The report points to “spotty” note-taking, inadequate records of the events and failure to record communications between the command center and those underground.

When one rescue worker suggested a recorder be attached to the lines, he said he was rejected. The decision, the report states, would have been made either by Chris Adkins of Massey or Bob Hardman of MSHA, who was leading safety efforts at UBB.

Other questions about post-explosion activities include the activity of Massey executives Jason Whitehead and Chris Blanchard, who re-entered the mine shortly after the explosion. Massey says the two were trying to help their men, while some have maintained they could have been tampering with evidence.

Investigators could not determine anything directly from Blanchard or Whitehead as both pleaded the Fifth Amendment and exercised their rights to not testify, as have 15 other Massey employees when called for questioning related to the investigation of the UBB explosion.

The report further probes Massey’s overall safety record and accuses the company of a history of safety violations. “Safety first, productivity second,” may have been Massey’s slogan, but the report states it was nothing more than that.

The conditions at the UBB mine were evidence of a company that had become “deviant” in the treatment of its employees.
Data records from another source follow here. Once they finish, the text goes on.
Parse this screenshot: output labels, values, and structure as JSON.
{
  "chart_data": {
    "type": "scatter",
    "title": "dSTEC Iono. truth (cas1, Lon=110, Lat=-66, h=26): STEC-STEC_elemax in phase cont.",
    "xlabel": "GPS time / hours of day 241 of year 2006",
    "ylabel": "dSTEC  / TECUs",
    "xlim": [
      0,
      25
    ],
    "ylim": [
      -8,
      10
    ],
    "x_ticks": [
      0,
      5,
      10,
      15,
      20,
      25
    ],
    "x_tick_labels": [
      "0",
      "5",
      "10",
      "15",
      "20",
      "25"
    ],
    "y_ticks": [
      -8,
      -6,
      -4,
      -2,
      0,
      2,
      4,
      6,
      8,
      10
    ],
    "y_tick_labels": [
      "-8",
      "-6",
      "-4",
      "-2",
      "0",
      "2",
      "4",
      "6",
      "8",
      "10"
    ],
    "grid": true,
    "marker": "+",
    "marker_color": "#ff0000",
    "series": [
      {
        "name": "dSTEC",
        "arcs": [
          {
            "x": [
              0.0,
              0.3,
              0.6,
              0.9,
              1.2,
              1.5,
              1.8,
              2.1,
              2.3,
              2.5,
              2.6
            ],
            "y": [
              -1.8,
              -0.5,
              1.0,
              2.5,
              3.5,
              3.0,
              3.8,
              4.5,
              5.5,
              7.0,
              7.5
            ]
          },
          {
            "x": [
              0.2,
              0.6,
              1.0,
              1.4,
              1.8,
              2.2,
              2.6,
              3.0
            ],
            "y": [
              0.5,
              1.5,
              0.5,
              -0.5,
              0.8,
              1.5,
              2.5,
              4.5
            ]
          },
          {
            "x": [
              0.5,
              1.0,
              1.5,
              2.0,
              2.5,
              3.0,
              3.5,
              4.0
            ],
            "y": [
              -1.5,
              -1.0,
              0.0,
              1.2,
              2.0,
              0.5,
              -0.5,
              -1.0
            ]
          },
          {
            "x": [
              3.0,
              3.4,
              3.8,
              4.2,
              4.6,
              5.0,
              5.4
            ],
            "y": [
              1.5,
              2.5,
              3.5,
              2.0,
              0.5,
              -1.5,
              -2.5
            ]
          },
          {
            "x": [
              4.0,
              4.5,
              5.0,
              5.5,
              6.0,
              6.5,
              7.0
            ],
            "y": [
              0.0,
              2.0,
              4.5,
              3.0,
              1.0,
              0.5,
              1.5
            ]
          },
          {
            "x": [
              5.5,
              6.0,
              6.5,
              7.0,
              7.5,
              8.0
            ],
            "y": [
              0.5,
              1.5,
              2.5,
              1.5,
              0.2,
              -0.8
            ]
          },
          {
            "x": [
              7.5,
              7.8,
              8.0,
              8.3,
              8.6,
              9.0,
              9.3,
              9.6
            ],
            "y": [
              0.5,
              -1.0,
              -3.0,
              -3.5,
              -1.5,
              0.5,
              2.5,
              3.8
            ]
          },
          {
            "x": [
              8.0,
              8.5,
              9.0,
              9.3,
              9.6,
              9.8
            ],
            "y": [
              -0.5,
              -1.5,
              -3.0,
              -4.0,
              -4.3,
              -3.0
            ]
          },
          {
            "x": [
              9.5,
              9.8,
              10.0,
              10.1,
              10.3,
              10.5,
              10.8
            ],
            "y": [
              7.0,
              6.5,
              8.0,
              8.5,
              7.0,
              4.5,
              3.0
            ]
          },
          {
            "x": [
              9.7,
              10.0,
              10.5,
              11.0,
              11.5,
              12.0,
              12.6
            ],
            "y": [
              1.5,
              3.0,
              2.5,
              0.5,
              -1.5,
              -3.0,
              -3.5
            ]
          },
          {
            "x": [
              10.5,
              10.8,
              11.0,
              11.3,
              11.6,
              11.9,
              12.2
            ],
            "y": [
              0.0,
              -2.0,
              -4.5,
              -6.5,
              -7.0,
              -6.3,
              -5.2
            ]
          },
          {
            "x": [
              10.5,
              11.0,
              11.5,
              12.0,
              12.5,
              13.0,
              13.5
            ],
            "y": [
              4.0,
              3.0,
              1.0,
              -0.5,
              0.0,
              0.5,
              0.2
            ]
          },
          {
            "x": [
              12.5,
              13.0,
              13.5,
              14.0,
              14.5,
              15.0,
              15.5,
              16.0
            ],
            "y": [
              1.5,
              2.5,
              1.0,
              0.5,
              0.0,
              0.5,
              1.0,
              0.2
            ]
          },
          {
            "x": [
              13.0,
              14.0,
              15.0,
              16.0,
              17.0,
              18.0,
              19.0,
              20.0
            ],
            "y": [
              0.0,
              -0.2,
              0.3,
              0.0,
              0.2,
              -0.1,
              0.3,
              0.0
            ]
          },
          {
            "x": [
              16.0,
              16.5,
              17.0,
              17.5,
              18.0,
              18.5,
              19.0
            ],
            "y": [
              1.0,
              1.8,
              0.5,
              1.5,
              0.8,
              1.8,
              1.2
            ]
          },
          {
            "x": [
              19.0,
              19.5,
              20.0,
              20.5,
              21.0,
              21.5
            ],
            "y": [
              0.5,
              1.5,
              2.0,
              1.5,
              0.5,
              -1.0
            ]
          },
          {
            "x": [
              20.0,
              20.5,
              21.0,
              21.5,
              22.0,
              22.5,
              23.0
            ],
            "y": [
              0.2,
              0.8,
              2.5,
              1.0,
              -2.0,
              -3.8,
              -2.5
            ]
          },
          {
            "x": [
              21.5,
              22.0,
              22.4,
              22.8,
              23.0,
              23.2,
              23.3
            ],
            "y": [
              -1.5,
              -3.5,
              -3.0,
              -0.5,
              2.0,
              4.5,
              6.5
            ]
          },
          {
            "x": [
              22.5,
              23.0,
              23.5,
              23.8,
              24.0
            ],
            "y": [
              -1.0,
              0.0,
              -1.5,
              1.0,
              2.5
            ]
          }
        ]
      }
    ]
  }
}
“Most objective observers would find it unacceptable for workers to slog through neck-deep water or be subjected to constant tinkering with the ventilation system — their very lifeline in an underground mine,” the authors wrote. “Practices such as these can only exist in a workplace where the deviant has become normal, and evidence suggests that a great number of deviant practices became normalized at the Upper Big Branch mine.”